Even with opposition lawmakers jeering and taunting him, Japanese Prime Minister Shinzo Abe did his best to stay calm during a two-day parliamentary hearing into a cronyism scandal that has evolved into his biggest political crisis.
His humility, a marked departure from his usual abrasiveness, did not go unnoticed by analysts and local media like The Japan Times.
He also apologised yesterday, after the leader of the national opposition Democratic Party, Ms Renho (who goes by one name), pointed out inconsistencies in Mr Abe's current remarks and what he had told Parliament last month.
"There were parts of my response that were not organised enough because the question was made in an abrupt manner," Mr Abe said, as he apologised for his "confusion" and retracted his previous comments.
While Mr Abe appeared to be more humble, University of Tokyo's political watcher Yu Uchiyamap told The Straits Times: "Given the apparent contradictions, I don't think (he) was persuasive enough in clearing up the doubts."
And Dr Sota Kato, the executive director of the Tokyo Foundation think-tank, said: "All the major points of contention have come down to competing claims about who said - or did not say - what."

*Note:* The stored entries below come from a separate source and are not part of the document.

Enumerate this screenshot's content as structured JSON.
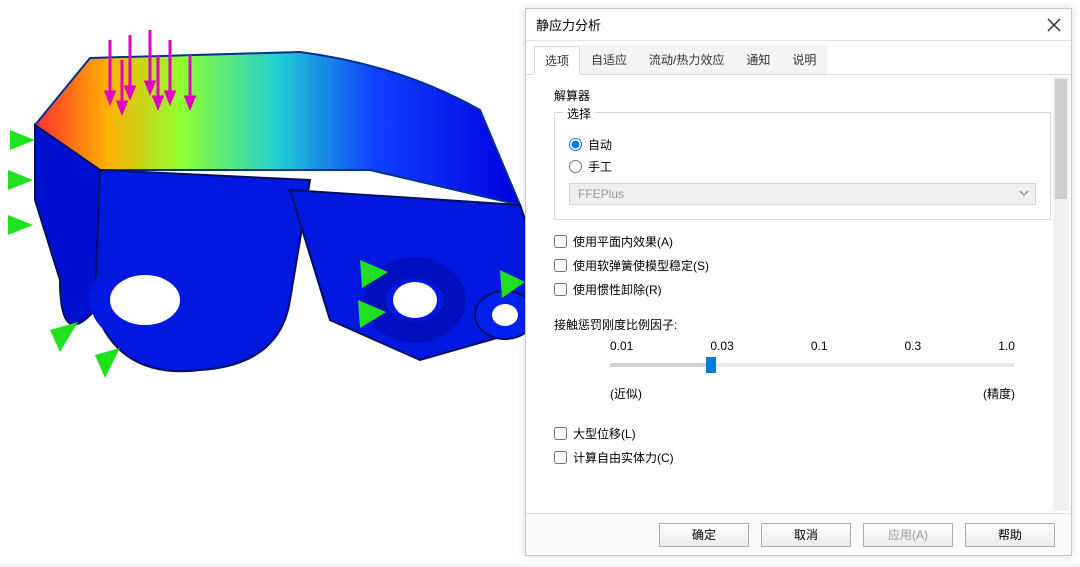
{
  "dialog": {
    "title": "静应力分析"
  },
  "tabs": [
    "选项",
    "自适应",
    "流动/热力效应",
    "通知",
    "说明"
  ],
  "active_tab_index": 0,
  "solver": {
    "group_title": "解算器",
    "select_label": "选择",
    "radio_auto": "自动",
    "radio_manual": "手工",
    "combo_value": "FFEPlus"
  },
  "checks1": {
    "planar": "使用平面内效果(A)",
    "softspring": "使用软弹簧使模型稳定(S)",
    "inertial": "使用惯性卸除(R)"
  },
  "slider": {
    "label": "接触惩罚刚度比例因子:",
    "ticks": [
      "0.01",
      "0.03",
      "0.1",
      "0.3",
      "1.0"
    ],
    "left_label": "(近似)",
    "right_label": "(精度)"
  },
  "checks2": {
    "large_disp": "大型位移(L)",
    "free_body": "计算自由实体力(C)"
  },
  "buttons": {
    "ok": "确定",
    "cancel": "取消",
    "apply": "应用(A)",
    "help": "帮助"
  }
}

In the event that there is no direct evidence to prove or disprove the claims, he said: "This isn't a court of law. This is politics. The public is free to make up its own mind about who's really telling the truth."
What was at stake in the two-day Diet session is public trust in Mr Abe and his ruling Liberal Democratic Party (LDP), who has been in power for the past 4½ years and until recently has been riding on a crest of rock-solid approval ratings.

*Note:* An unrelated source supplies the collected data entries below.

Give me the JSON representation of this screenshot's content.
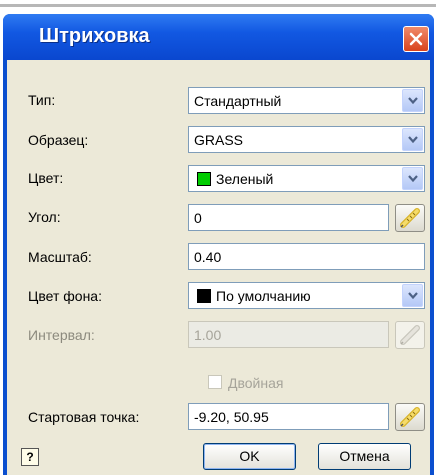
{
  "window": {
    "title": "Штриховка"
  },
  "fields": {
    "type": {
      "label": "Тип:",
      "value": "Стандартный"
    },
    "pattern": {
      "label": "Образец:",
      "value": "GRASS"
    },
    "color": {
      "label": "Цвет:",
      "value": "Зеленый",
      "swatch": "#00cc00"
    },
    "angle": {
      "label": "Угол:",
      "value": "0"
    },
    "scale": {
      "label": "Масштаб:",
      "value": "0.40"
    },
    "bg_color": {
      "label": "Цвет фона:",
      "value": "По умолчанию",
      "swatch": "#000000"
    },
    "spacing": {
      "label": "Интервал:",
      "value": "1.00",
      "disabled": true
    },
    "double": {
      "label": "Двойная",
      "checked": false,
      "disabled": true
    },
    "start_point": {
      "label": "Стартовая точка:",
      "value": "-9.20, 50.95"
    }
  },
  "buttons": {
    "ok": "OK",
    "cancel": "Отмена",
    "help": "?"
  },
  "colors": {
    "titlebar": "#0a47cf",
    "panel": "#ece9d8",
    "close": "#d9431d"
  },
  "icons": [
    "close-icon",
    "dropdown-arrow-icon",
    "pick-ruler-icon",
    "help-icon"
  ]
}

But two successive scandals that implicated Mr Abe, along with a string of gaffes by LDP lawmakers, have led to perceptions of arrogance and evasiveness, resulting in nose-diving approval ratings that in some polls have plunged below 30 per cent. It also culminated in two electoral setbacks this month, in Tokyo and Sendai.
In the current saga, Mr Abe has been accused of exerting pressure to help the Kake Educational Institute or Kake Gakuen, which is chaired by his longtime friend Kotaro Kake, win a bid to open a veterinary school in Imabari city.
The accusation came soon after revelations of another alleged sweetheart deal for ultra right-wing education operator Moritomo Gakuen, whose former director is now under probe for fraud.
Over the two days of hearings, Mr Abe stood firm on his position that he and his government have been above board in their dealings with Kake Gakuen.
He also said there was no need to revoke the licence for Kake Gakuen to open Japan's first veterinary school in 52 years.
He kicked off the Diet session by acknowledging that his close ties with Mr Kake, whom he described as a friend since his student days, could have contributed to perceptions of favouritism.
He also asserted that, in spite of 14 meetings with Mr Kake over golf and dinners between 2013 and 2016, it was only on Jan 20 this year - when the bid was approved - that he found out Kake Gakuen had applied to open the school.
All he had known before, he emphasised, was that the bid's proposer was "Imabari city".
This led to jeers of disbelief by the opposition, which pointed to documents suggesting there has been implicit pressure from the top echelons of government to grant Kake Gakuen the permit in an alleged rubber-stamp deal.
Dr Kato said: "In the face of so many accusations, voters are likely to conclude that Mr Abe and his staff aren't telling the whole truth."
Mr Yoshihisa Inoue, secretary- general of the LDP's junior coalition partner Komeito, told a Kyodo News forum that while the road ahead might be tough, the track record of the LDP's policies will help it win back voters' trust. "It's challenging to win back trust once it's lost, but the LDP just needs to steadily work hard to turn each policy into a good result and explain itself carefully."